The quality of evidence is downgraded by inconsistency (unexplained variability in results) and by imprecise results (wide confidence intervals).
A Cochrane review [Abstract] 1 included 3 studies with a total of 5 498 subjects with heart failure (HF). One RCT compared warfarin, aspirin or no antithrombotic therapy, the second compared warfarin with placebo in patients with idiopathic dilated cardiomyopathy, and the third compared rivaroxaban with placebo in participants with HF and coronary artery disease.

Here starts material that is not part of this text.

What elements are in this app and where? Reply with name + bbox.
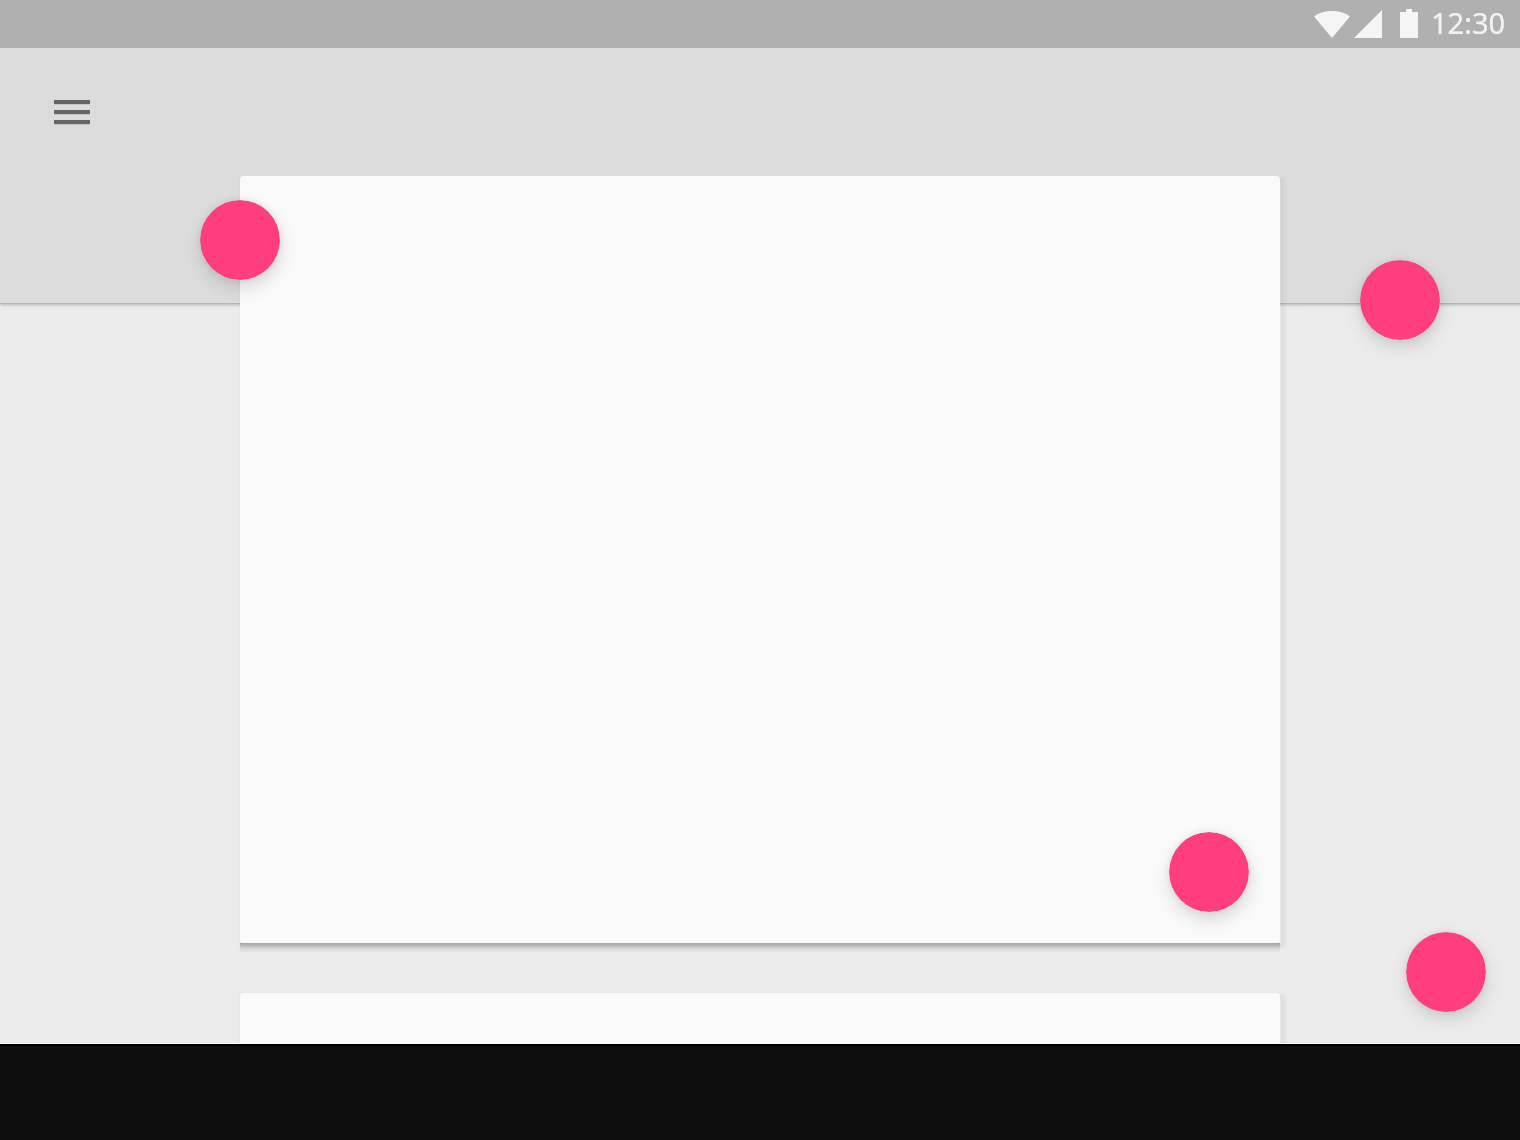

The pooled analysis comparing warfarin with placebo or no treatment did not show a statistically significant difference in all-cause death (OR 0.66, 95% CI 0.38 to 1.18, statistical heterogeneity I2 =82%; 2 studies, n=324). Major bleeding was observed more often in the group treated with warfarin compared to control (OR 5.98, 95% CI 1.71 to 20.93; 2 studies, n=324; number needed to treat for an additional harmful outcome, NNTH=17). None of the studies reported stroke as an individual outcome.
No difference was observed in all-cause death between rivaroxaban and placebo (OR 0.99, 95% CI 0.87 to 1.13; 1 study, n=5 022). Rivaroxaban reduced the risk of stroke compared to placebo (OR 0.67, 95% CI 0.47 to 0.95; 1 study, n=5 022; number needed to treat for an additional beneficial outcome, NNTB=101), and increased the risk of major bleeding events (OR 1.65, 95% CI 1.17 to 2.33; 1 study, n=5 008; NNTH=79).
Although oral anticoagulation is indicated in certain groups of patients with heart failure (for example atrial fibrillation), the present data does not support its routine use in heart failure patients who remain in sinus rhythm.